Zur nationalen Minderheit der Sinti und Roma in Deutschland zählen schätzungsweise 70.000 Menschen. Der Verband Deutscher Sinti und Roma e. V. – Landesverband Schleswig-Holstein schätzt die Zahl der Sinti und Roma mit deutscher Staatsangehörigkeit in Schleswig-Holstein auf etwa 6.000 Menschen. Wohnschwerpunkte bilden die großen Städte Kiel und Lübeck sowie das Hamburger Randgebiet. Ihre erste urkundliche Erwähnung in Schleswig-Holstein ist aus dem Jahre 1417 in Lübeck überliefert. Die Sinti und Roma deutscher Staatsangehörigkeit gehören in Deutschland zu den vier vom Rahmenübereinkommen des Europarats geschützten Minderheiten.

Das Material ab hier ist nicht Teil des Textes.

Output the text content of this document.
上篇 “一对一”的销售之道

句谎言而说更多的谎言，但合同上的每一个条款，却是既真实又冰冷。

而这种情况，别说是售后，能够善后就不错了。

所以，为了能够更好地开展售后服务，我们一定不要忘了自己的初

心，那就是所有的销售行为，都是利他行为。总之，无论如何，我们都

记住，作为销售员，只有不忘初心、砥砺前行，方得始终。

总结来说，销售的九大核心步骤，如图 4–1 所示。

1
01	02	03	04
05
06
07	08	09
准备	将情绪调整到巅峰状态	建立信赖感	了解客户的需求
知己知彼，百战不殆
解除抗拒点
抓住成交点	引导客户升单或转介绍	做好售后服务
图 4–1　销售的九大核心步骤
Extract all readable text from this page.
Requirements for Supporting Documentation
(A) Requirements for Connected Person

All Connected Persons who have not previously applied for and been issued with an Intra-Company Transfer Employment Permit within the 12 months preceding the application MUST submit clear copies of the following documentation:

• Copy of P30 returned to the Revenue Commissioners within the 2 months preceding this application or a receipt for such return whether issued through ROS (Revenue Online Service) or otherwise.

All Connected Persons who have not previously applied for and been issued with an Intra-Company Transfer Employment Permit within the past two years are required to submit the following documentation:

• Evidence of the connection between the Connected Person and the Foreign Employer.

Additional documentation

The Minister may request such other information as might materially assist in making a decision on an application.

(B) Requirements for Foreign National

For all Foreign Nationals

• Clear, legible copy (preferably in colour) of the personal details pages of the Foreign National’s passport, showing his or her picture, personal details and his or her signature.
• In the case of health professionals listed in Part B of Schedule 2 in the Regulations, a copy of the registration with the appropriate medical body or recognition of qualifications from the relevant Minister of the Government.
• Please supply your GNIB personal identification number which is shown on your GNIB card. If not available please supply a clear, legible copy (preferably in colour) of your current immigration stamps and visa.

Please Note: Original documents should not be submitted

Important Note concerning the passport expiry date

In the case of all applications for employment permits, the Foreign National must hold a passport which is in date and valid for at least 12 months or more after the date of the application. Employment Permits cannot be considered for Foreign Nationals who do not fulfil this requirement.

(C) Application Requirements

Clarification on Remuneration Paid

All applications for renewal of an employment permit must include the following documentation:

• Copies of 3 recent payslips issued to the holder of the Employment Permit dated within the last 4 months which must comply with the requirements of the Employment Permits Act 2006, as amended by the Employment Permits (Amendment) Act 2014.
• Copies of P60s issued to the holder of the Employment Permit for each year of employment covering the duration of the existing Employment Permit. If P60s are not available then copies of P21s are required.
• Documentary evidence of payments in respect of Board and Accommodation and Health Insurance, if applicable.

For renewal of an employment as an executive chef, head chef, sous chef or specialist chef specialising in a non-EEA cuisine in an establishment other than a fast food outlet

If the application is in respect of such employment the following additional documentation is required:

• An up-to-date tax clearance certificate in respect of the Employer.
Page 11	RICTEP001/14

Die Sprache – das Romanes – gehört zu den nach der Sprachencharta geschützten Minderheitensprachen. Romanes nimmt unter den Minderheitensprachen eine Sonderstellung ein und wird weder in der Schule unterrichtet, noch ist es Studienfach an den Hochschulen. In Schleswig-Holstein wird Romanes daher wie in den anderen Ländern nach Teil II der Sprachencharta geschützt. Träger der politischen und kulturellen Arbeit in Schleswig-Holstein ist der Verband Deutscher Sinti und Roma e. V., Landesverband Schleswig-Holstein. Seit seiner Gründung im August 1989 gehörte der Landesverband dem Zentralrat Deutscher Sinti und Roma in Heidelberg an, den er Mitte 2006 verließ, um nunmehr unabhängig arbeiten zu können. Seit dem 19. Oktober 2015 gehört der Landesverband dem Zentral wieder als vollwertiges Mitglied an. Seit 1990 unterhält der Landesverband eine Geschäfts- und Beratungsstelle. 2006 wurde die Geschäftsstelle nach Kiel-Elmschenhagen verlegt. Die Landesregierung fördert die Arbeit der Geschäfts- und Beratungsstelle seit 1990 institutionell. Etwa die Hälfte der Mittel ist zweckgebunden für die Betreuung von Sinti- und Roma-Kindern durch den Einsatz von Erziehungshelferinnen an Kieler Schulen.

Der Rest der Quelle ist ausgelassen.